A toolkit for the infectious disease modeller

the odin, dust, mcstate and orderly suite of R packages

Marc Baguelin

4/24/24

Our Raison d’être (why?)

From 1946 to 2024

  • Scarcity
  • Not powerful by today’s standards
  • Technical skills needed to operate
  • Complete knowledge possible
  • Widely available
  • Incredibly more powerful
  • No technical skills needed
  • No one understands 100% how it works

Expectations for ML in G/P Health?

  • Availability of access: large access to computing ressources
  • Computing power/complexity: Model (and data associated) are expected to be big and complex
  • Technical skills: Low entry point
  • Control: Not so much discussed, but relies on expert committee/peer review, emphasizes reproducible and transparent evidence

What did happen during Covid ?

  • Availability: large access to computing ressources but disparities for e.g. HPC
  • Complexity: More models and on average much more complex than before
  • Technical skills: People with low experience in epi modelling did initiate models
  • Control: Very variable in space and time, definitely not full transparency, explosion of pre-prints

How do we get 1-2-3 with 4?

  • We want (1) widely available (2) complex model with (3) low technical entry point BUT (4) reproducible and truly transparent
  • Many ML tools have (1*), (2) and (3) but not (4)
  • Our response to the “black box” problem : modularity (and open source!)
  • When pipelines get complex, no single person person can control everything but each module can be trusted
  • Experts can confidently focus on their bit

Core Components

  • odin: A domain-specific modelling language for generating systems of ordinary differential equations and deterministic and stochastic difference equations
  • dust: Facilitates high-performance parallel computation
  • mcstate: Integrates efficient Bayesian inference algorithms
  • orderly: Simplifies and enhances reproducibility of collaborative data analyses

A flavour of odin

  • Simple ‘R-like’ language to write models in R
  • Intuitive mapping with mathematical objects
deriv(S) <- -beta * S * I / N
deriv(I) <- beta * S * I / N - sigma * I
deriv(R) <- sigma * I

initial(S) <- N - I0
initial(I) <- I0
initial(R) <- 0

N <- user(1e6)
I0 <- user(1)
beta <- user(4)
sigma <- user(2)
\[\begin{align} \frac{dS}{dt} &= -\beta S \frac{I}{N}\\ \frac{dI}{dt} &= \beta S \frac{I}{N} - \sigma I\\ \frac{dR}{dt} &= \sigma I \end{align}\]

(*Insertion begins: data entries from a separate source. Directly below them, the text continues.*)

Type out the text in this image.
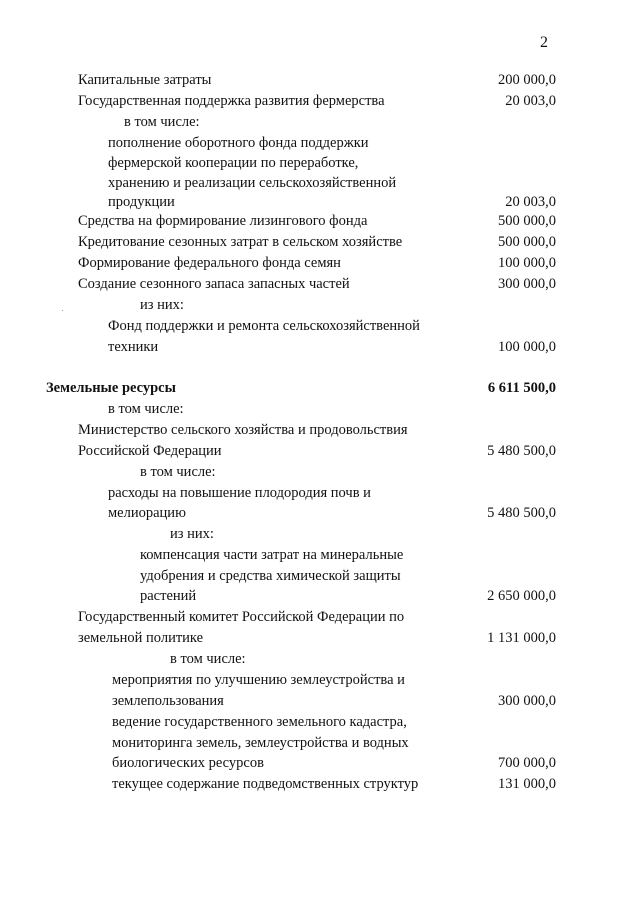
2
Капитальные затраты	200 000,0
Государственная поддержка развития фермерства	20 003,0
в том числе:
пополнение оборотного фонда поддержки
фермерской кооперации по переработке,
хранению и реализации сельскохозяйственной
продукции	20 003,0
Средства на формирование лизингового фонда	500 000,0
Кредитование сезонных затрат в сельском хозяйстве	500 000,0
Формирование федерального фонда семян	100 000,0
Создание сезонного запаса запасных частей	300 000,0
из них:
Фонд поддержки и ремонта сельскохозяйственной
техники	100 000,0
Земельные ресурсы	6 611 500,0
в том числе:
Министерство сельского хозяйства и продовольствия
Российской Федерации	5 480 500,0
в том числе:
расходы на повышение плодородия почв и
мелиорацию	5 480 500,0
из них:
компенсация части затрат на минеральные
удобрения и средства химической защиты
растений	2 650 000,0
Государственный комитет Российской Федерации по
земельной политике	1 131 000,0
в том числе:
мероприятия по улучшению землеустройства и
землепользования	300 000,0
ведение государственного земельного кадастра,
мониторинга земель, землеустройства и водных
биологических ресурсов	700 000,0
текущее содержание подведомственных структур	131 000,0
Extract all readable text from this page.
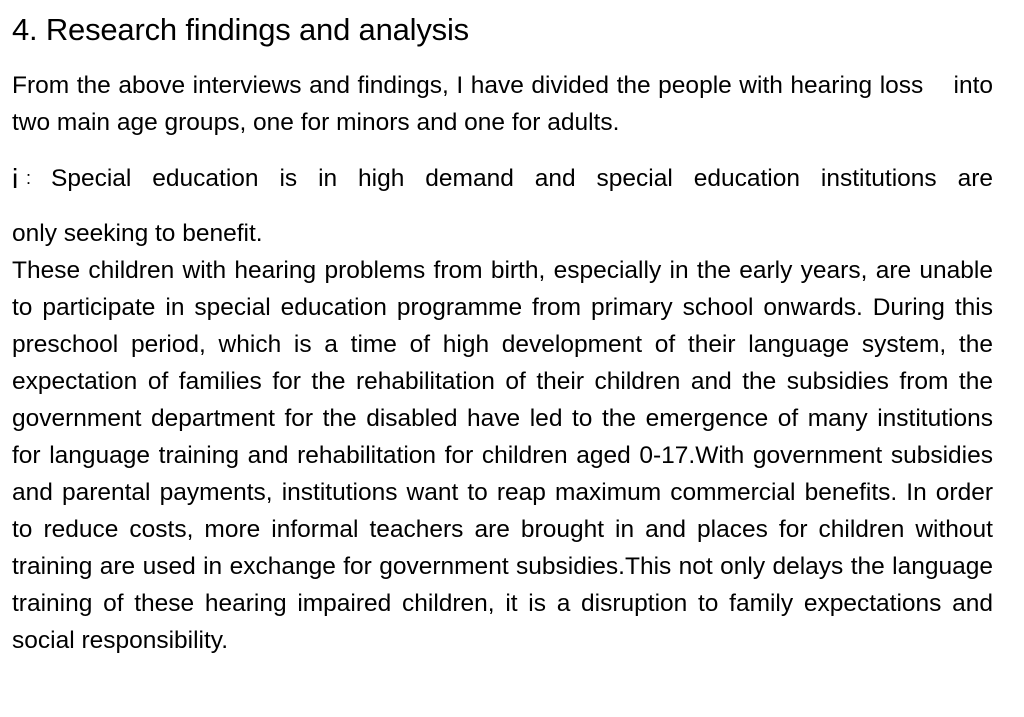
4. Research findings and analysis

From the above interviews and findings, I have divided the people with hearing loss    into two main age groups, one for minors and one for adults.

i : Special education is in high demand and special education institutions are
only seeking to benefit.

These children with hearing problems from birth, especially in the early years, are unable to participate in special education programme from primary school onwards. During this preschool period, which is a time of high development of their language system, the expectation of families for the rehabilitation of their children and the subsidies from the government department for the disabled have led to the emergence of many institutions for language training and rehabilitation for children aged 0-17.With government subsidies and parental payments, institutions want to reap maximum commercial benefits. In order to reduce costs, more informal teachers are brought in and places for children without training are used in exchange for government subsidies.This not only delays the language training of these hearing impaired children, it is a disruption to family expectations and social responsibility.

What’s there now (and beyond)

History of project

  • odin and orderly pre-existed the COVID pandemic
  • Decision to use odin and build Imperial UK real model “from scratch”
  • Decision based on discussion with our research software engineer team
  • Ambition to build tools with “legacy”
  • Creating mcstate (inference) dust (efficient parallelisation)
  • The process has created a huge technical debt

Application during COVID-19

  • Huge impact, informing critical government decisions in the UK through SPI-M and SAGE, from April 2020 to May 2022, while ensuring constant public access to our model code
  • Despite no real advertisement of the tools (and lack of documentation), the toolkit has been adopted by several groups worldwide

Publications

An inclusive tool

  • Empowering researchers to efficiently utilize the toolkit for policy scenarios by the lowering entry ticket to (complex) modelling pipelines
  • Accelerating uptake and adoption in academic (incl. teaching) and operational settings
  • Supporting computation from web browser to HPC and GPUs

Web app

We can use the wodin web interface for odin to fit to data

https://epimodels.dide.ic.ac.uk/demo/apps/fit/

Harnessing contemporary approach

  • Inference tools (mcstate) developed during the pandemic focused on PMCMC and MCMC
  • Developping mcstate2 including support for:
    • Automatic differentiation for odin models
    • Gradient descent, HMC and NUTS
    • Parallel tempering
    • Efficient hierarchical modelling of large models
  • Modular approach where “models” talk to “samplers”

A flavour of mcstate2

Creating a community

  • Organizing a workshop in the autumn to gather user feedback for interface and API improvement and resource development
  • User input is crucial in enhancing toolkit usability and effectiveness
  • Need to build a community
  • Contact me if interested m.baguelin@imperial.ac.uk

Summary

  • COVID-19 pandemic highlighted the critical need for rapid, reproducible pipelines for the modelling of epidemics
  • odin, dust, dcstate, and orderly developed to enhance teaching, understanding, production, and reproducibility of population-dynamic models
  • Some modelling groups worldwide have already embraced these packages
  • We are working on reimbursing the technical debt contracted during the pandemic

Our ambition

  • Improving efficiency and reproducibility of infectious disease modelling
  • Positioning the toolkit as a key global resource for population dynamic modelling
  • Transforming how infectious diseases and epidemic threats are modelled, leading to better public health outcomes worldwide

The End

Thank you for your attention. I’m happy to take any questions you may have.